Jay Chou: Gong Gong with a Headache (2012)
Released last week, the Taiwanese superstar’s latest track is about the hard life of ancient Chinese eunuchs, called Gong Gongs. Set in the days of the Chinese empire, the video is the tale of a loyal servant falling foul of corruption when surrounded by the emperor’s riches. The song is a mish-mash of styles with Chou rapping his way throughout over a hooky oriental beat. But really it’s all about the video clip, with Gong Gongs breakdancing and Jay Chou twirling bling around like a boss.
Las Ketchup: The Ketchup Song (2002)
With seven million copies and topping the charts in more than 20 countries, this ditty by the Spanish pop group Las Ketchup took over 2002. The song’s verse is about a dude called Diego waiting to hear his favourite song at a nightclub. Then the chorus veers off into a Spanglish version of The Sugar Hill Gang’s Rapper’s Delight. The track has its own dance moves, which include a fair bit of wiggling with crossing arms and legs.
Eiffel 65: Blue (1999)
It would have made sense if the Italian dance group chose the colour blue to reflect their love for the national football team. But in interviews, they stated since the song colour was picked randomly, they thought they may as well continue the weirdness by adding a nonsensical chorus in there, too. For the record, it’s: “Blue, Da Ba Dee Da Be Da” as opposed to the more existential (and much better) “Blue, If I was green I would die.”
Baha Men: Who Let the Dogs Out (2002)
To be fair to the Baha Men, the song is true to the band’s ethos. The London-based Bahamian group have already produced four albums worth of Caribbean-flavoured pop far more interesting than this. A cover of Trinidad and Tobago’s Anslem Douglas’s 1998 song, the Baha Men recorded the track for the new Rugrats Movie. Since then, nearly every family film with a dog used the track for montages.
Joe Dolce Music Theatre: Shaddap You Face (1980)

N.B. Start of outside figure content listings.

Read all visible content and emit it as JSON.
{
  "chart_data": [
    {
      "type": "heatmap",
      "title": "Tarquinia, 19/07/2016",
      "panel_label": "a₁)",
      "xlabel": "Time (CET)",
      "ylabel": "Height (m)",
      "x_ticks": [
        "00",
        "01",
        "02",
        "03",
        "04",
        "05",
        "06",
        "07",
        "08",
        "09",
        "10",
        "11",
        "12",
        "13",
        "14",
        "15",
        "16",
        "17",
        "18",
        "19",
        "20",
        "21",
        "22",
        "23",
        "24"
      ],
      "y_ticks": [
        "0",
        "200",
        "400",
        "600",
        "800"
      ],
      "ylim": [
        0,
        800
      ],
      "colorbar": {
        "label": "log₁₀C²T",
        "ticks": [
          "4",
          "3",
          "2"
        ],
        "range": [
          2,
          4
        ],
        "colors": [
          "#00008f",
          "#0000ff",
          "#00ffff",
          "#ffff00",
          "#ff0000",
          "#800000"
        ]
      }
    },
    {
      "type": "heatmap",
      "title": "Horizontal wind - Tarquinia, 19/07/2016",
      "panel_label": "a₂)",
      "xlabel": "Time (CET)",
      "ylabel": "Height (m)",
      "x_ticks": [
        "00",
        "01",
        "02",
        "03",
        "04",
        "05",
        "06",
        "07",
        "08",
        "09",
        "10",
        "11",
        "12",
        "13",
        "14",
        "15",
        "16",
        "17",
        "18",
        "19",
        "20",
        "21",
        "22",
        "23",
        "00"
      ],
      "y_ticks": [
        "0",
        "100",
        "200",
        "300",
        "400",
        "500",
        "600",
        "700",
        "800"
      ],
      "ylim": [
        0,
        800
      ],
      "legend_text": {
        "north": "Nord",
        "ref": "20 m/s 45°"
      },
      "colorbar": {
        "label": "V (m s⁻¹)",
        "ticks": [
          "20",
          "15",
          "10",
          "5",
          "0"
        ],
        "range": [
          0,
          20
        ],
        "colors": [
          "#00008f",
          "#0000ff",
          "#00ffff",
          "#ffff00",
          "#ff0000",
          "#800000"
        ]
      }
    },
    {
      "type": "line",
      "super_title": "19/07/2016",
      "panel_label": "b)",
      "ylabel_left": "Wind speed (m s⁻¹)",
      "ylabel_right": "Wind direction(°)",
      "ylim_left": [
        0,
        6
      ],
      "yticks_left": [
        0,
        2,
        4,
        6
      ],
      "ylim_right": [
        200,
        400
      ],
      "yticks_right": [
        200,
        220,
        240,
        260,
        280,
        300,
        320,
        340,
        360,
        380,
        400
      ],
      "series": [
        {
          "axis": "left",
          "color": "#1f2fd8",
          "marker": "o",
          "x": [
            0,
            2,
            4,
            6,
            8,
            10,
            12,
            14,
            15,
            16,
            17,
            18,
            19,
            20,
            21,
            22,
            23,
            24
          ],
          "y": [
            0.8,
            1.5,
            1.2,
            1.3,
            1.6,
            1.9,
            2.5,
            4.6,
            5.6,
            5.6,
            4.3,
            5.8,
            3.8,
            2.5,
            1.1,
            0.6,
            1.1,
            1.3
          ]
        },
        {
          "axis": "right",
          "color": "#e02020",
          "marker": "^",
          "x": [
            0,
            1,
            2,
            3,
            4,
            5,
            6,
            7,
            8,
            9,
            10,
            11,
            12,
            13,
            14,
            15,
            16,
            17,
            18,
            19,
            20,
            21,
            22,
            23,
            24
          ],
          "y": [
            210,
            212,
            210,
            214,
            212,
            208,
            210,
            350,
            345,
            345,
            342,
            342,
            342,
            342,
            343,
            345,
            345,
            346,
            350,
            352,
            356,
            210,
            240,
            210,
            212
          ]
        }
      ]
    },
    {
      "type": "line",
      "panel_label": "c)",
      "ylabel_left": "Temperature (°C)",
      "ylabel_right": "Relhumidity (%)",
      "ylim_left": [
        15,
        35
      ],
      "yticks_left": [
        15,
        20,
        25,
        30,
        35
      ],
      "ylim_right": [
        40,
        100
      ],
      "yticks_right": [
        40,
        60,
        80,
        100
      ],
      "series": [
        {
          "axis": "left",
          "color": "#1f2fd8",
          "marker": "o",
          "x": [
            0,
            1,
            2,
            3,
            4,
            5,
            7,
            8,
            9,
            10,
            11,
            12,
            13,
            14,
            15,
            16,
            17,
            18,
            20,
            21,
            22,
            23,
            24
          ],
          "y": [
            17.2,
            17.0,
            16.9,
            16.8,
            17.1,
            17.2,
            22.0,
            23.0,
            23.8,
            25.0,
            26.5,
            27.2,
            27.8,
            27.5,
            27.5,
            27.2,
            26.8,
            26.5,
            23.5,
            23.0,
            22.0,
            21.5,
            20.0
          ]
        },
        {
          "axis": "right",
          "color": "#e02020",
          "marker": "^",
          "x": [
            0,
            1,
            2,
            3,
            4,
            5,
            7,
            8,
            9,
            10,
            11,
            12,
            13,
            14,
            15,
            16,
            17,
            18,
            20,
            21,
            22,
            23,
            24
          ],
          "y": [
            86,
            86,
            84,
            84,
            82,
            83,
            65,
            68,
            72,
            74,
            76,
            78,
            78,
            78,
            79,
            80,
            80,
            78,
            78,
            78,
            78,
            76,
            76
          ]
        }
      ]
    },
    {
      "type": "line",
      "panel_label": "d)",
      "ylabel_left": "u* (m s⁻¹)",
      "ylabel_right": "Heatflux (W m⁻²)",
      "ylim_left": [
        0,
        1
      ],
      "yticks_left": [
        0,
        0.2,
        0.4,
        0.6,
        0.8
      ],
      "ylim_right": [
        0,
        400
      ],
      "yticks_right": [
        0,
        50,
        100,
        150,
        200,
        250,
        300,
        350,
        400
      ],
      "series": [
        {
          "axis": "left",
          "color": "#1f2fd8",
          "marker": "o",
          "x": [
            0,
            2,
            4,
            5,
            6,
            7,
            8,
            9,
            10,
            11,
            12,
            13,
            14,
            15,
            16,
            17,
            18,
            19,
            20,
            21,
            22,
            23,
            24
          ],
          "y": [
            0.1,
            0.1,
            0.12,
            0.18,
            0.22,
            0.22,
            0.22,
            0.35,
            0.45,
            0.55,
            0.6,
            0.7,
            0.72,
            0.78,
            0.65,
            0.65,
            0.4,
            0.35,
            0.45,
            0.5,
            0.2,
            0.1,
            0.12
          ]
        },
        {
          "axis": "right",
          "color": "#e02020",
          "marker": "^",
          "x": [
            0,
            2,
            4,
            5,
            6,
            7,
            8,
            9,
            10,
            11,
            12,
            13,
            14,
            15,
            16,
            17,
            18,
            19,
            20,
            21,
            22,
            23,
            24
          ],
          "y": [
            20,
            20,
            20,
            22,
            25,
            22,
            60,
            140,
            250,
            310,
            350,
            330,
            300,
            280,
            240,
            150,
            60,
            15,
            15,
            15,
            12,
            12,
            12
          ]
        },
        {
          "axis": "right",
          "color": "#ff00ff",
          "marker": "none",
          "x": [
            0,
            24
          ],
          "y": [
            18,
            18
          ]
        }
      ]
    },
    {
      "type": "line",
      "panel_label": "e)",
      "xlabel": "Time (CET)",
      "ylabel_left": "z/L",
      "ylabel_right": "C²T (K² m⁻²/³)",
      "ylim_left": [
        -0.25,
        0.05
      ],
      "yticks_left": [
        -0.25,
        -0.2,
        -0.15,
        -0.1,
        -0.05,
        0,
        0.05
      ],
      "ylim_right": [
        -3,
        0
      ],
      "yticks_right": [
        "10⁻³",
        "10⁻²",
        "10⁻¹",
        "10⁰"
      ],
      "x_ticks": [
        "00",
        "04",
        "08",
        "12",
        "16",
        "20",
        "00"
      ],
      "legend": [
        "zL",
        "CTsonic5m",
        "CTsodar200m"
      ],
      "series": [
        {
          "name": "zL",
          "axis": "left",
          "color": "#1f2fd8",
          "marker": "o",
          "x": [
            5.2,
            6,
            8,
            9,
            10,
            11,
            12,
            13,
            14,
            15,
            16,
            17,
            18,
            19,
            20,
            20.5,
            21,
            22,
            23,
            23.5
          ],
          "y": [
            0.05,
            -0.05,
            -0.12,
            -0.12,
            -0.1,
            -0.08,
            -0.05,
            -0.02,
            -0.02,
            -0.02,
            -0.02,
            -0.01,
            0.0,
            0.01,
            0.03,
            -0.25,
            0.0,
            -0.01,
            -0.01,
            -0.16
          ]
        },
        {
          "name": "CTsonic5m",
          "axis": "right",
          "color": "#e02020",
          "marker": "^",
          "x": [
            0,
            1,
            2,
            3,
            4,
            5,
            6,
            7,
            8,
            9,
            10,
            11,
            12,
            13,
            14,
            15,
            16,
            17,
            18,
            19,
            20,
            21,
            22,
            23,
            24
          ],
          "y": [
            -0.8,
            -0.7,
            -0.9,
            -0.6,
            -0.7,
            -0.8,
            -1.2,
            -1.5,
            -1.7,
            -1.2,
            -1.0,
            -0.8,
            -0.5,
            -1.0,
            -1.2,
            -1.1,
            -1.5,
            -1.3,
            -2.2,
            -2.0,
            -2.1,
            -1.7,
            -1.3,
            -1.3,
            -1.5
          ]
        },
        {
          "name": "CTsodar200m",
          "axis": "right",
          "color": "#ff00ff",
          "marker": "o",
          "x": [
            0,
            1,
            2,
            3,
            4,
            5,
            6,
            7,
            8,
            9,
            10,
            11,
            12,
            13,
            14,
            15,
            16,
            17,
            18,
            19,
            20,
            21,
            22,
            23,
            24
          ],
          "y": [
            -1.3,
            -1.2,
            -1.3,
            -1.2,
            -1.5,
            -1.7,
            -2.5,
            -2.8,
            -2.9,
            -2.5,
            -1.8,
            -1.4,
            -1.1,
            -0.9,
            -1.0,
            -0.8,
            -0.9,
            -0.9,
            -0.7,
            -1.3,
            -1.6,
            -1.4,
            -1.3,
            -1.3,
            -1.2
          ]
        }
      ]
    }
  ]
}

Any song with a big accordion solo deserves some sort of recognition. The American-born Australian singer-songwriter Joe Dolce is also a published poet and essayist. His earlier songs in the 1970s were folk missives against the Australian government for their treatment of newly arrived refugees. Shaddap You Face is a witty take on the immigrant story, an ode to his grandparents who met most of Dolce’s young gripes with “What’s the matter, you?” and “Shaddap you face.” The song topped the chart in 16 countries and was the highest-selling Australian single for more than three decades.
Haifa Wehbi: Boos
El Wawa (2006)
It was the question intriguing the public and bothering the censors: what is this Wawa that the Lebanese pop-star is asking us to kiss? According to the innocent video and the widely accepted translation of this Arabic colloquial term, wawa means owie; English slang for minor injuries sustained by infants. Not everyone was convinced, however, and such misgivings ensured its hit status across the Arab world.
Thank God we are Not Nigerians/Ghanaians (2012
A witty musical rivalry spawned off the back of Ghana’s Pidgin-rap duo FOKIN Bois track Thank God We Are Not Nigerians. The song, a viral hit on YouTube, released last year before a friendly football match between both nations, contains the couplets: “You created Nollywood, yes more of it/ But too many witches and wizards in your films/ Thank God we’re not a Nigerians.” Not long after, an anonymous Nigerian singer posted a retort with put-downs including: “Our traditional rulers are cruising around in Bentley, Mercedes Benz, and BMW/ But yours are still hanging on wooden limos. Charlie, thank God we are not Ghanaians.”